コインチェックNEM流出事件、北朝鮮ハッカー集団関与か!?

警視庁によると、同庁が逮捕・書類送検した31人は北海道や東京都など13都道府県に住む20~40代の日本人の男。最大で約67億円相当を交換していた。

31人の交換額は総額で188億円相当となり、コインチェックから流出した額の3割にとどまる。残りは大半が海外に流出しており、交換者が特定できなかったケースが多いという。

今回逮捕された6人のうち2人は、警視庁が20年3月に逮捕した30~40代の医師や会社役員。当時のレートで計約30億円分を不正に交換したとして同4月に起訴された。

流出事件では、何者かが同社のシステムに不正アクセスしてNEMを外部に送金。匿名性の高い闇サイト群「ダークウェブ」上に交換サイトを開設し、約580億円相当を相場より15%安いレートでほかの仮想通貨との交換を持ちかけた。

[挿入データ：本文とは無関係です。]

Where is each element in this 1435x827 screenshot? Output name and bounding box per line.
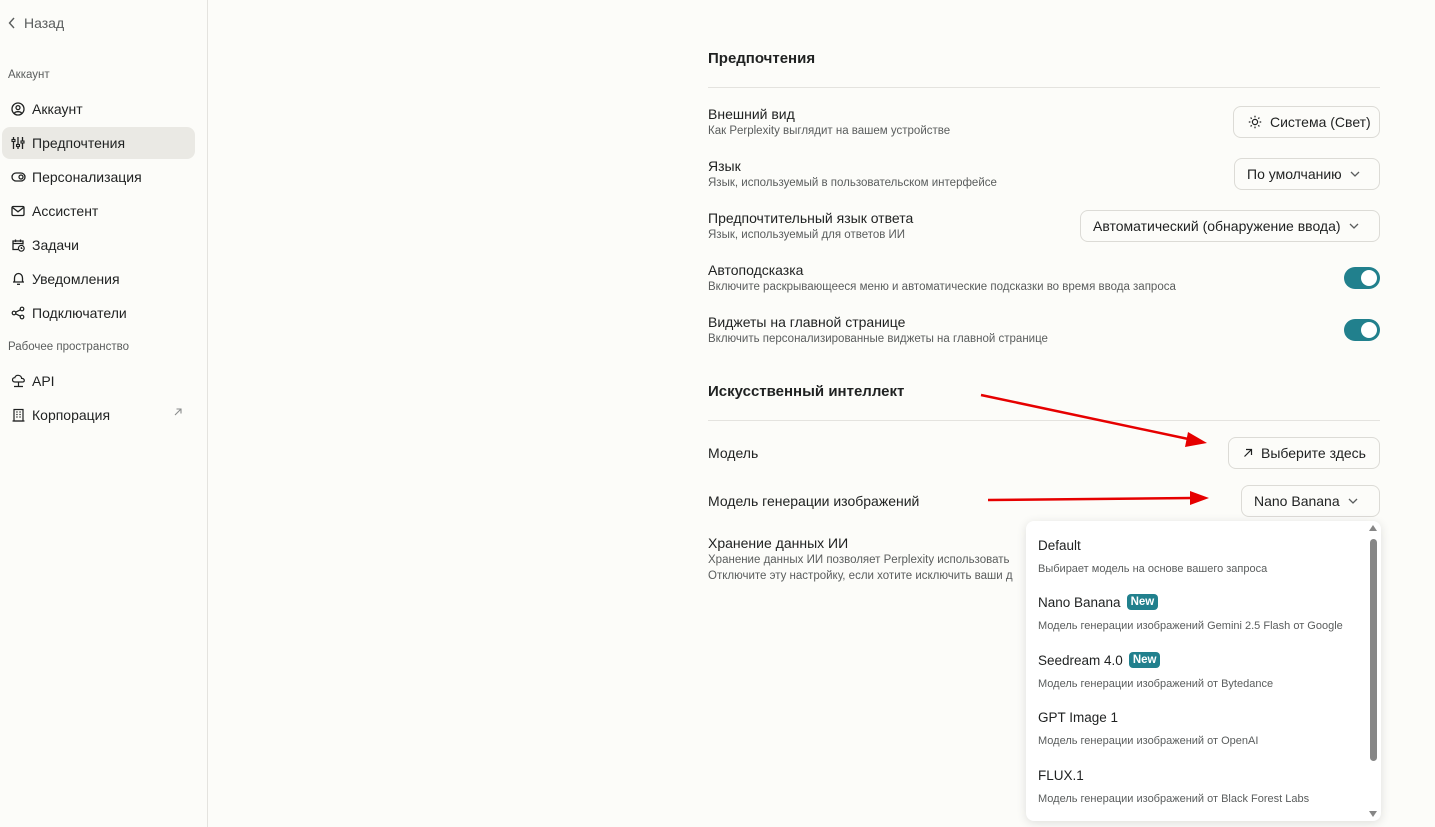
dropdown-option-flux[interactable]: FLUX.1 Модель генерации изображений от B… — [1038, 766, 1363, 806]
widgets-title: Виджеты на главной странице — [708, 314, 906, 330]
sidebar-item-label: API — [32, 373, 55, 389]
option-desc: Модель генерации изображений от Bytedanc… — [1038, 678, 1274, 690]
image-model-select[interactable]: Nano Banana — [1241, 485, 1380, 517]
sidebar-item-label: Персонализация — [32, 169, 142, 185]
scroll-down-icon[interactable] — [1369, 811, 1377, 817]
sidebar-item-label: Корпорация — [32, 407, 111, 423]
toggle-knob — [1361, 270, 1377, 286]
language-title: Язык — [708, 158, 741, 174]
dropdown-scrollbar[interactable] — [1368, 521, 1378, 821]
option-title: Default — [1038, 537, 1081, 553]
data-retention-title: Хранение данных ИИ — [708, 535, 849, 551]
sidebar: Назад Аккаунт Аккаунт Предпочтения Персо… — [0, 0, 208, 827]
back-label: Назад — [24, 15, 65, 31]
external-link-icon — [173, 407, 183, 417]
cloud-network-icon — [10, 373, 26, 389]
scroll-up-icon[interactable] — [1369, 525, 1377, 531]
answer-language-desc: Язык, используемый для ответов ИИ — [708, 229, 906, 241]
dropdown-option-nano-banana[interactable]: Nano Banana New Модель генерации изображе… — [1038, 593, 1363, 632]
new-badge: New — [1128, 652, 1161, 668]
annotation-arrows — [980, 393, 1209, 505]
chevron-down-icon — [1348, 498, 1358, 504]
sidebar-item-account[interactable]: Аккаунт — [2, 93, 195, 125]
sidebar-item-tasks[interactable]: Задачи — [2, 229, 195, 261]
dropdown-option-gpt-image[interactable]: GPT Image 1 Модель генерации изображений… — [1038, 708, 1363, 748]
new-badge: New — [1126, 594, 1159, 610]
answer-language-value: Автоматический (обнаружение ввода) — [1093, 218, 1341, 234]
divider — [708, 87, 1380, 88]
sidebar-item-personalization[interactable]: Персонализация — [2, 161, 195, 193]
widgets-desc: Включить персонализированные виджеты на … — [708, 333, 1048, 345]
image-model-value: Nano Banana — [1254, 493, 1340, 509]
section-label-workspace: Рабочее пространство — [8, 341, 129, 353]
sidebar-item-assistant[interactable]: Ассистент — [2, 195, 195, 227]
language-desc: Язык, используемый в пользовательском ин… — [708, 177, 997, 189]
appearance-value: Система (Свет) — [1270, 114, 1371, 130]
option-desc: Модель генерации изображений Gemini 2.5 … — [1038, 620, 1343, 632]
image-model-title: Модель генерации изображений — [708, 493, 920, 509]
sidebar-item-connectors[interactable]: Подключатели — [2, 297, 195, 329]
option-desc: Модель генерации изображений от OpenAI — [1038, 735, 1259, 747]
appearance-select[interactable]: Система (Свет) — [1233, 106, 1380, 138]
user-circle-icon — [10, 101, 26, 117]
model-title: Модель — [708, 445, 759, 461]
sidebar-item-preferences[interactable]: Предпочтения — [2, 127, 195, 159]
sidebar-item-enterprise[interactable]: Корпорация — [2, 399, 195, 431]
toggle-icon — [10, 169, 26, 185]
sliders-icon — [10, 135, 26, 151]
preferences-heading: Предпочтения — [708, 50, 816, 67]
autosuggest-desc: Включите раскрывающееся меню и автоматич… — [708, 281, 1176, 293]
option-title: Nano Banana — [1038, 594, 1121, 610]
toggle-knob — [1361, 322, 1377, 338]
calendar-clock-icon — [10, 237, 26, 253]
sidebar-item-api[interactable]: API — [2, 365, 195, 397]
language-value: По умолчанию — [1247, 166, 1342, 182]
option-title: GPT Image 1 — [1038, 709, 1119, 725]
sidebar-item-label: Аккаунт — [32, 101, 83, 117]
sun-icon — [1248, 115, 1262, 129]
arrow-up-right-icon — [1243, 448, 1253, 458]
data-retention-desc-line1: Хранение данных ИИ позволяет Perplexity … — [708, 554, 1010, 566]
model-choose-button[interactable]: Выберите здесь — [1228, 437, 1380, 469]
appearance-title: Внешний вид — [708, 106, 795, 122]
widgets-toggle[interactable] — [1344, 319, 1380, 341]
sidebar-item-notifications[interactable]: Уведомления — [2, 263, 195, 295]
image-model-dropdown: Default Выбирает модель на основе вашего… — [1026, 521, 1381, 821]
option-desc: Выбирает модель на основе вашего запроса — [1038, 563, 1268, 575]
chevron-down-icon — [1350, 171, 1360, 177]
scroll-thumb[interactable] — [1370, 539, 1377, 761]
language-select[interactable]: По умолчанию — [1234, 158, 1380, 190]
bell-icon — [10, 271, 26, 287]
building-icon — [10, 407, 26, 423]
sidebar-item-label: Ассистент — [32, 203, 99, 219]
dropdown-option-default[interactable]: Default Выбирает модель на основе вашего… — [1038, 536, 1363, 576]
option-title: FLUX.1 — [1038, 767, 1084, 783]
section-label-account: Аккаунт — [8, 69, 50, 81]
chevron-left-icon — [8, 17, 15, 29]
autosuggest-toggle[interactable] — [1344, 267, 1380, 289]
answer-language-select[interactable]: Автоматический (обнаружение ввода) — [1080, 210, 1380, 242]
model-choose-label: Выберите здесь — [1261, 445, 1366, 461]
mail-icon — [10, 203, 26, 219]
autosuggest-title: Автоподсказка — [708, 262, 804, 278]
option-desc: Модель генерации изображений от Black Fo… — [1038, 793, 1310, 805]
option-title: Seedream 4.0 — [1038, 652, 1123, 668]
back-button[interactable]: Назад — [8, 15, 64, 31]
sidebar-item-label: Подключатели — [32, 305, 127, 321]
dropdown-option-seedream[interactable]: Seedream 4.0 New Модель генерации изображ… — [1038, 651, 1363, 690]
sidebar-item-label: Задачи — [32, 237, 80, 253]
share-nodes-icon — [10, 305, 26, 321]
sidebar-item-label: Предпочтения — [32, 135, 126, 151]
answer-language-title: Предпочтительный язык ответа — [708, 210, 914, 226]
sidebar-item-label: Уведомления — [32, 271, 120, 287]
appearance-desc: Как Perplexity выглядит на вашем устройс… — [708, 125, 951, 137]
data-retention-desc-line2: Отключите эту настройку, если хотите иск… — [708, 570, 1013, 582]
chevron-down-icon — [1349, 223, 1359, 229]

一般的にダークウェブを使ったサイバー犯罪捜査は難航する場合が多い。19年に国連がまとめた報告書は、コインチェックの事件の攻撃グループについて北朝鮮のハッカー集団の関与を示唆した。

サイバー犯罪では海外からのアクセスも容易で、国家を背景とした攻撃についても指摘されることが多い。技術が高く手口も巧妙なため、捜査の壁になっているとみられる。

FATF(金融活動作業部会)、マネロン対策で「トラベルルール」導入へ

交換事業者と介することなく取引された仮想通貨は、所有者や受け取り手を特定するのは極めて困難だ。一般的な通貨と比べ匿名性が非常に高く、マネーロンダリング(資金洗浄)に悪用されるケースも多いのが現状だ。

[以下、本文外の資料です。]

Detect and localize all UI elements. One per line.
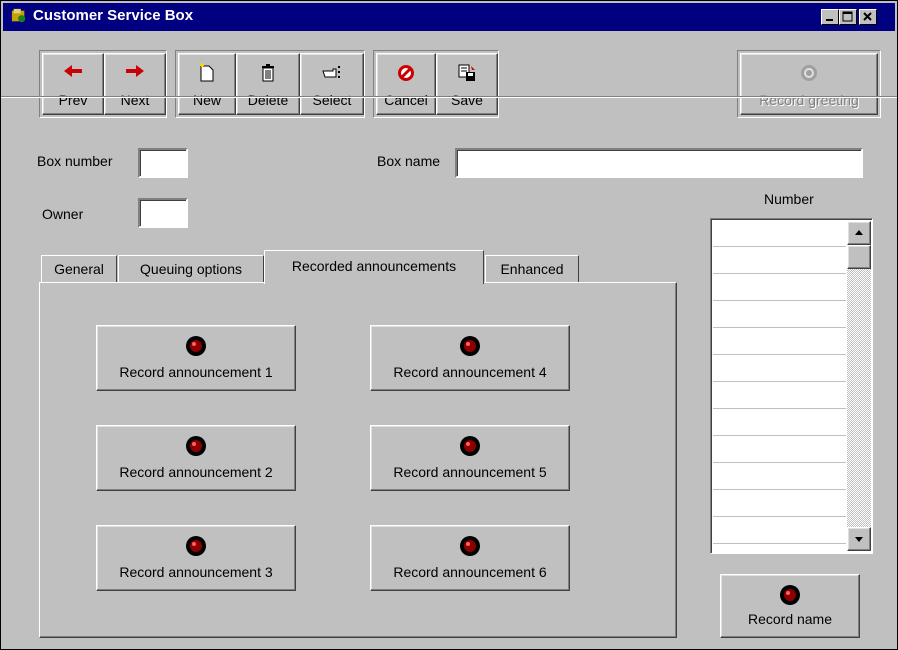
record-name-button[interactable]: Record name — [720, 574, 860, 638]
scroll-thumb[interactable] — [847, 245, 871, 269]
record-announcement-6-label: Record announcement 6 — [393, 564, 547, 580]
tab-queuing-options-label: Queuing options — [140, 261, 242, 277]
tab-enhanced-label: Enhanced — [500, 261, 564, 277]
arrow-right-icon — [126, 65, 144, 77]
list-item[interactable] — [713, 300, 846, 301]
arrow-down-icon — [855, 537, 863, 542]
tab-general-label: General — [54, 261, 104, 277]
cancel-button[interactable]: Cancel — [376, 53, 436, 115]
owner-input[interactable] — [138, 198, 188, 228]
list-item[interactable] — [713, 543, 846, 544]
close-icon — [863, 12, 872, 21]
customer-service-box-window: Customer Service Box Prev Next New Delet… — [0, 0, 898, 650]
list-item[interactable] — [713, 327, 846, 328]
cancel-label: Cancel — [384, 92, 428, 108]
list-item[interactable] — [713, 516, 846, 517]
prev-button[interactable]: Prev — [42, 53, 104, 115]
title-bar[interactable]: Customer Service Box — [3, 3, 895, 31]
record-announcement-1-button[interactable]: Record announcement 1 — [96, 325, 296, 391]
list-item[interactable] — [713, 435, 846, 436]
list-item[interactable] — [713, 408, 846, 409]
record-announcement-3-label: Record announcement 3 — [119, 564, 273, 580]
list-item[interactable] — [713, 273, 846, 274]
box-number-label: Box number — [37, 153, 113, 169]
record-greeting-button[interactable]: Record greeting — [740, 53, 878, 115]
tab-enhanced[interactable]: Enhanced — [485, 255, 579, 283]
window-title: Customer Service Box — [33, 7, 194, 24]
record-announcement-3-button[interactable]: Record announcement 3 — [96, 525, 296, 591]
list-item[interactable] — [713, 462, 846, 463]
save-icon — [458, 64, 475, 81]
save-button[interactable]: Save — [436, 53, 498, 115]
prev-label: Prev — [58, 92, 88, 108]
record-greeting-label: Record greeting — [759, 92, 859, 108]
pointing-hand-icon — [322, 66, 340, 78]
app-icon — [11, 8, 26, 23]
new-document-icon — [200, 63, 214, 82]
arrow-left-icon — [64, 65, 82, 77]
new-button[interactable]: New — [178, 53, 236, 115]
recorded-announcements-panel: Record announcement 1 Record announcemen… — [39, 282, 677, 638]
record-icon — [460, 336, 480, 356]
owner-label: Owner — [42, 206, 84, 222]
select-button[interactable]: Select — [300, 53, 364, 115]
number-listbox[interactable] — [710, 218, 873, 554]
new-label: New — [192, 92, 221, 108]
toolbar-separator — [1, 96, 897, 98]
record-icon — [780, 585, 800, 605]
record-announcement-5-button[interactable]: Record announcement 5 — [370, 425, 570, 491]
save-label: Save — [451, 92, 483, 108]
number-label: Number — [764, 191, 814, 207]
delete-label: Delete — [247, 92, 289, 108]
list-item[interactable] — [713, 354, 846, 355]
record-announcement-2-button[interactable]: Record announcement 2 — [96, 425, 296, 491]
scroll-down-button[interactable] — [847, 527, 871, 551]
record-icon — [186, 336, 206, 356]
record-name-label: Record name — [747, 611, 833, 627]
record-announcement-5-label: Record announcement 5 — [393, 464, 547, 480]
next-button[interactable]: Next — [104, 53, 166, 115]
record-announcement-2-label: Record announcement 2 — [119, 464, 273, 480]
record-announcement-6-button[interactable]: Record announcement 6 — [370, 525, 570, 591]
select-label: Select — [312, 92, 352, 108]
delete-button[interactable]: Delete — [236, 53, 300, 115]
tab-recorded-announcements-label: Recorded announcements — [291, 258, 457, 274]
scroll-up-button[interactable] — [847, 221, 871, 245]
commit-group: Cancel Save — [373, 50, 499, 118]
nav-group: Prev Next — [39, 50, 167, 118]
box-name-label: Box name — [377, 153, 441, 169]
record-announcement-4-label: Record announcement 4 — [393, 364, 547, 380]
vertical-scrollbar[interactable] — [847, 221, 871, 551]
maximize-button[interactable] — [839, 9, 857, 25]
record-disabled-icon — [801, 65, 817, 81]
record-announcement-1-label: Record announcement 1 — [119, 364, 273, 380]
record-icon — [186, 436, 206, 456]
edit-group: New Delete Select — [175, 50, 365, 118]
box-number-input[interactable] — [138, 148, 188, 178]
list-item[interactable] — [713, 381, 846, 382]
minimize-icon — [826, 19, 833, 21]
box-name-input[interactable] — [455, 148, 863, 178]
record-icon — [460, 536, 480, 556]
record-icon — [460, 436, 480, 456]
next-label: Next — [120, 92, 150, 108]
close-button[interactable] — [859, 9, 877, 25]
trash-icon — [262, 64, 274, 82]
minimize-button[interactable] — [821, 9, 839, 25]
tab-recorded-announcements[interactable]: Recorded announcements — [264, 250, 484, 284]
list-item[interactable] — [713, 489, 846, 490]
cancel-icon — [398, 65, 414, 81]
maximize-icon — [842, 11, 853, 22]
list-item[interactable] — [713, 246, 846, 247]
tab-general[interactable]: General — [41, 255, 117, 283]
record-announcement-4-button[interactable]: Record announcement 4 — [370, 325, 570, 391]
record-icon — [186, 536, 206, 556]
arrow-up-icon — [855, 230, 863, 235]
tab-queuing-options[interactable]: Queuing options — [118, 255, 264, 283]
greeting-group: Record greeting — [737, 50, 881, 118]
toolbar: Prev Next New Delete Select Cancel Save … — [3, 32, 895, 128]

マネロン対策を海外に先駆け日本でも進め、金融庁はコインチェックなどで不正流出が頻発したこともあり、利用者の本人確認を義務化するなどの規制強化のために、2017年には交換事業者の登録制を導入した背景がある。

ただ海外では交換事業者利用などの際に本人確認が義務化されてなかったり、通常の通貨と簡単に交換できるATMが設置されていたりする。仮想通貨は海外送金も容易なため、日本の対策だけでは限界もある。

マネロン対策などを検討する政府間機関であるFATF(金融活動作業部会)は19年に仮想通貨の送金者と受取人の情報をそれぞれの交換事業者が受け渡す「トラベルルール」を導入するよう勧告。不透明な取引を防ぐ国際的な対策の枠組み作りを急いでいる。